Front Door does not provide any further insight into why the backend health for a certain backend drops. Therefore, we also implemented URL Ping tests in each stamp's Application Insights resource (/src/infra/workload/releaseunit/modules/stamp/monitoring_webtests.tf). This calls the same URL of the cluster HealthService (as well as checking the static website storage account) as Front Door does and provides detailed logging and tracing. We can use this to help us determine the cause for an outage: Was the cluster reachable at all? Is the Ingress Controller routing the request correctly? Did the HealthService respond with a 503 response?
Alerts based on the data stored in a Log Analytics workspace can be created using any arbitrary query. Therefore they are well-suited for correlation of events from multiple sources.
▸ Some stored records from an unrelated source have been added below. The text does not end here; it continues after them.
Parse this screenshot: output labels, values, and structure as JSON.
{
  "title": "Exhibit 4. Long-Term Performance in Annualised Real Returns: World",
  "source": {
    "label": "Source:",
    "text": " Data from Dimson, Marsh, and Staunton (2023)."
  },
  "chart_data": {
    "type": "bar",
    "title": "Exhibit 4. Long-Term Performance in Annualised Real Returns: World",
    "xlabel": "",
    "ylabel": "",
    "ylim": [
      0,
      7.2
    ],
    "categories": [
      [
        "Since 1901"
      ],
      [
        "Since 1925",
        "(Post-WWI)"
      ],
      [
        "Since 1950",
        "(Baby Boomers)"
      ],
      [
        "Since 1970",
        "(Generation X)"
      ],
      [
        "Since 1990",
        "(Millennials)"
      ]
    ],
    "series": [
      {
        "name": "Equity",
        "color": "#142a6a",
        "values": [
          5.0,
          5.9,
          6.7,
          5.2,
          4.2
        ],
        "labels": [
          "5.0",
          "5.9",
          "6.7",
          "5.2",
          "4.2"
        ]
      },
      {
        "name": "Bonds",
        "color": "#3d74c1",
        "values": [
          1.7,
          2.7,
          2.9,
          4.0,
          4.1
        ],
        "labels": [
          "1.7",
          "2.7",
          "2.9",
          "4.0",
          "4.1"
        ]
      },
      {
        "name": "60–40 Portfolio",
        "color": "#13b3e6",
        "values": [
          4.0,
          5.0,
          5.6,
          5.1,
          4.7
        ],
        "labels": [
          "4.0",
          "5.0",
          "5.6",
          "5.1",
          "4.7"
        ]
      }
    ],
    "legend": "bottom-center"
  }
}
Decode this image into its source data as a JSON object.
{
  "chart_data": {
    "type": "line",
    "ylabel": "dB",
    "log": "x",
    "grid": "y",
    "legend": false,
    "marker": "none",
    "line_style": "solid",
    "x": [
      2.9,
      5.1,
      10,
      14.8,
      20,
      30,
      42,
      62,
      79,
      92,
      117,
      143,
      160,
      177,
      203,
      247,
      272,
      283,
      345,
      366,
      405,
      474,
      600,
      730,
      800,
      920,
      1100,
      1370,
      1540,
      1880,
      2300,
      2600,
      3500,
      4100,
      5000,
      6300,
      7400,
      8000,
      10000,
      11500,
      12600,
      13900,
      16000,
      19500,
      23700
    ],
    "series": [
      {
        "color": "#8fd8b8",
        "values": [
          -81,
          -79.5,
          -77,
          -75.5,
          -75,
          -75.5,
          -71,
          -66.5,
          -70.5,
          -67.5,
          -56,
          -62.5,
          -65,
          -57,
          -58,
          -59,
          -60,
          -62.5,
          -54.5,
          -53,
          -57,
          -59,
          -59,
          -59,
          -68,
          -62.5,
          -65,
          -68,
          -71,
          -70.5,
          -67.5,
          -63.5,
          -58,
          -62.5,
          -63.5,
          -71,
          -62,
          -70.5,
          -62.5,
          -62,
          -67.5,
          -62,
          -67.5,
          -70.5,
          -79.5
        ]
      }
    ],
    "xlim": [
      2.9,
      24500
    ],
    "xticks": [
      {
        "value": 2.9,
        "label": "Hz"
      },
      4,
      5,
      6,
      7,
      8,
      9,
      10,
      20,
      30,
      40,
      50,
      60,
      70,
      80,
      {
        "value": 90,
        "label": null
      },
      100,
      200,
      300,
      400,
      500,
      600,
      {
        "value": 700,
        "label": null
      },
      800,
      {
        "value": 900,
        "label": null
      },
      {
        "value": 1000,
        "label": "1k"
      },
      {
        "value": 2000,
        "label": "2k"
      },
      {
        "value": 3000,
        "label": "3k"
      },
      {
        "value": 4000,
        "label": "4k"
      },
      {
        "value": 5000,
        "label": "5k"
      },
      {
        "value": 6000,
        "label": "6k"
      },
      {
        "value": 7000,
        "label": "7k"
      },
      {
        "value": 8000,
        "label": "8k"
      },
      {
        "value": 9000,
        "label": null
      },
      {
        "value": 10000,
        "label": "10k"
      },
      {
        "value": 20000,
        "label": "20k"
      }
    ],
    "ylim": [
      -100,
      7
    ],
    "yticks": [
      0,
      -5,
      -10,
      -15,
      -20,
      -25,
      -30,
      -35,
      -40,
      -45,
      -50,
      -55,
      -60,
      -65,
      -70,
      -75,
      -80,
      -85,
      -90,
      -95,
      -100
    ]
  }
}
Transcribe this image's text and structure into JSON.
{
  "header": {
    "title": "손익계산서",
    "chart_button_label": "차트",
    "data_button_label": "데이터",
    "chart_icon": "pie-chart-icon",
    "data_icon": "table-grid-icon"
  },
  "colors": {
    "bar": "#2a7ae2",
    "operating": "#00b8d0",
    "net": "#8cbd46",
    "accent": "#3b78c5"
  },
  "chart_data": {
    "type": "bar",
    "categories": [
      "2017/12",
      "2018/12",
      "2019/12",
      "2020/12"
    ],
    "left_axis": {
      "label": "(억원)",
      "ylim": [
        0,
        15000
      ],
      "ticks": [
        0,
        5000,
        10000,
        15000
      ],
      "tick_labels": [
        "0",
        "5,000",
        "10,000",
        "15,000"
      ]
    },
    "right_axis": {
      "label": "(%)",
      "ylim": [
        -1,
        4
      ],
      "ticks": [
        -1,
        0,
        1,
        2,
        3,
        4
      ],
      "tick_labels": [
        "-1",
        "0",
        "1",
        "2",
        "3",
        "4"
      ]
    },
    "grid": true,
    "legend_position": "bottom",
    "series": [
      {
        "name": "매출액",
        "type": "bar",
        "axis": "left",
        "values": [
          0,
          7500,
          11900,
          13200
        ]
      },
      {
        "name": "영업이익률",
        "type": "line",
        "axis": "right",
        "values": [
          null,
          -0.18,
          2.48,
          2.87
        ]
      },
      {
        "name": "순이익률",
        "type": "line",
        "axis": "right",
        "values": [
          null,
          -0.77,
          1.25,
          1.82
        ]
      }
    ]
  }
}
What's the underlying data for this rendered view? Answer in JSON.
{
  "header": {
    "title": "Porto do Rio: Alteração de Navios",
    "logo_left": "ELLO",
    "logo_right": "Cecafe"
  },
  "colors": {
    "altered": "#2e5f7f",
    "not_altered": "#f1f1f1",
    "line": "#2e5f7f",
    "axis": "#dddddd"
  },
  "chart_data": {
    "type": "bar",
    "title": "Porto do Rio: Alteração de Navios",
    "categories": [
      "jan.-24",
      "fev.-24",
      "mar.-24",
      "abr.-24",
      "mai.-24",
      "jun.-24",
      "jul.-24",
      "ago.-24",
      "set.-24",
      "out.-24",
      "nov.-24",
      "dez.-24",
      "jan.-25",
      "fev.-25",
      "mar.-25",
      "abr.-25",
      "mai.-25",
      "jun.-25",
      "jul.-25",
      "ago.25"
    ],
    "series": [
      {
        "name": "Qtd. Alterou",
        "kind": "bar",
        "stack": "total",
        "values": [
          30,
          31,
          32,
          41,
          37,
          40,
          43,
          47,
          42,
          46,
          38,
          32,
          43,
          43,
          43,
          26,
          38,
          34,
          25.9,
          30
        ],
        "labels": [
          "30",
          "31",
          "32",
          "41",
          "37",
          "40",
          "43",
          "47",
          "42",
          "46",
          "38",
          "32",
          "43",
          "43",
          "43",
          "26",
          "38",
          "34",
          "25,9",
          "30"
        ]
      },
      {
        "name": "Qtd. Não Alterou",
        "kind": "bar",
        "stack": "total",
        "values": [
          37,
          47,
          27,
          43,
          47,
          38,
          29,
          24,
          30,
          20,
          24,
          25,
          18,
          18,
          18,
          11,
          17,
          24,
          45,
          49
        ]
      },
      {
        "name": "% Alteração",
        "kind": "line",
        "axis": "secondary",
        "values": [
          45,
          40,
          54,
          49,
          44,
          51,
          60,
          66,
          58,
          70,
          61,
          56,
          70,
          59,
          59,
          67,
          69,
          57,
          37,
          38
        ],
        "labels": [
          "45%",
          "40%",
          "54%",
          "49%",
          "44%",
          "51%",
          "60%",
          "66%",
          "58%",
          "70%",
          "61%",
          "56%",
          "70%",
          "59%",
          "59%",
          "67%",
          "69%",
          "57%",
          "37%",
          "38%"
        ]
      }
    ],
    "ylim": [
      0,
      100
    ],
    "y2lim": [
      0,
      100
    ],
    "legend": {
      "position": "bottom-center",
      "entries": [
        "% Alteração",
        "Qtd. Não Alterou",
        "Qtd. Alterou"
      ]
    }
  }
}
Also, they can be used to create alerts based on application-level signals as opposed to only resource-level events and metrics.
- Percentage of 5xx responses / failed requests exceeding a threshold
- The result of the ClusterHealthScore() function dropping below 1
- Spike in entries in the Exception table (not all errors are correlated to incoming requests so they won't be covered by the previous alert, for instance exceptions in the BackgroundProcessor)
This alert is implemented as a sample as part of the reference implementation.
To demonstrate their setup and usage, a query-based alert on Application Insights is configured as part of the infrastructure deployment within each stamp (/src/infra/workload/releaseunit/modules/stamp/alerts.tf). It looks at the number of responses sent by the CatalogService which start with a 5xx status code. If those exceed the set threshold within a 5 minute window, it will fire an alert.